Человек и Церковь. Путь свободы и любви
Шрифт:

Кроме того, были действа на церковный Новый год, библейский Новый год, особое действо приурочивалось к первому сентября. Собственно говоря, одно из таких театральных постановочных действ до сих пор происходит в Великий четверг. Не только в русской церкви, но и в Иерусалиме, и во многих других поместных церквях. Это чин омовения ног, когда вспоминают, как Христос на Тайной вечери перед Своим страданием омыл ноги Своим ученикам. И этот чин омовения ног исполняется сейчас как настоящее церковное действие. В наше время в Великий четверг после литургии патриарх омывает ноги священникам с теми же словами, которые Христос произносит в Евангелии. Так же поступает Иерусалимский патриарх в Великий четверг в Иерусалиме и т. д.

«Иисус, зная, что Отец все отдал в руки Его и что Он от Бога исшел и к Богу отходит, встал с вечери, снял с Себя верхнюю

одежду и, взяв полотенце, препоясался. Потом влил воды в умывальницу и начал умывать ноги ученикам и отирать полотенцем, которым был препоясан.

Подходит к Симону Петру, и тот говорит Ему: “Господи! Тебе ли умывать мои ноги?” Иисус сказал ему в ответ: “Что Я делаю, теперь ты не знаешь, а уразумеешь после.” Петр говорит Ему: “Не умоешь ног моих вовек”. Иисус отвечал ему: “Если не умою тебя, не имеешь части со Мною”.

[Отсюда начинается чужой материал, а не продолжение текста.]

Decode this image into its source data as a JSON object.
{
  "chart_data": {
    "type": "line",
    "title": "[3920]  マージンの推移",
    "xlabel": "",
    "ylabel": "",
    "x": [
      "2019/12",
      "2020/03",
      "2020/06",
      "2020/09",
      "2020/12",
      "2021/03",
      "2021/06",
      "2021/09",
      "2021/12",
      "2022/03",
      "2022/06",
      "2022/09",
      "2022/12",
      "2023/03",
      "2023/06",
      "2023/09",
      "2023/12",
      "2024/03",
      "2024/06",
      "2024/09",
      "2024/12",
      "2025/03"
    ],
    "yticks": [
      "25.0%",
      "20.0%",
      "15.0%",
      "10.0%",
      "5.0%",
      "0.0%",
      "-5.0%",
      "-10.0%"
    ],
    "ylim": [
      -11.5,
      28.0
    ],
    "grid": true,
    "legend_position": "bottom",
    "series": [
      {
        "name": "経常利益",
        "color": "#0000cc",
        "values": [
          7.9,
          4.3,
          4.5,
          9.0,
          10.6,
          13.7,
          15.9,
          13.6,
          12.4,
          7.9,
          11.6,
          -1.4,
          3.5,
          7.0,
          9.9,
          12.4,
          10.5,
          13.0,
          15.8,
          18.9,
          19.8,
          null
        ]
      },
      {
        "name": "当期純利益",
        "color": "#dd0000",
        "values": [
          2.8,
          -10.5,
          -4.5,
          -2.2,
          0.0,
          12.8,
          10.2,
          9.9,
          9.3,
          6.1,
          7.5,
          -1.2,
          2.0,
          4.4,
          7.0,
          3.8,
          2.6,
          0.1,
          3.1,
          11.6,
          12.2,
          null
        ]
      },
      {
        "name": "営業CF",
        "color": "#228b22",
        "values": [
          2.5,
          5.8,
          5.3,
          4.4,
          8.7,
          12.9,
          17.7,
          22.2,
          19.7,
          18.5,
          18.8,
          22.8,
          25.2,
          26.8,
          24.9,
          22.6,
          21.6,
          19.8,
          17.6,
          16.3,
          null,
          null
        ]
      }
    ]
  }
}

Симон Петр говорит Ему: “Господи! Не только ноги мои, но и руки и голову”. Иисус говорит ему: “Опытому нужно только ноги умыть, потому что чист весь; и вы чисты, но не все”.

Ибо знал Он предателя Своего, потому и сказал: не все вы чисты».

Евангелие от Иоанна

Это настоящий театрализованный ритуал, причем происходящее не имеет богослужебного характера, это не служба, не литургия, а именно действо.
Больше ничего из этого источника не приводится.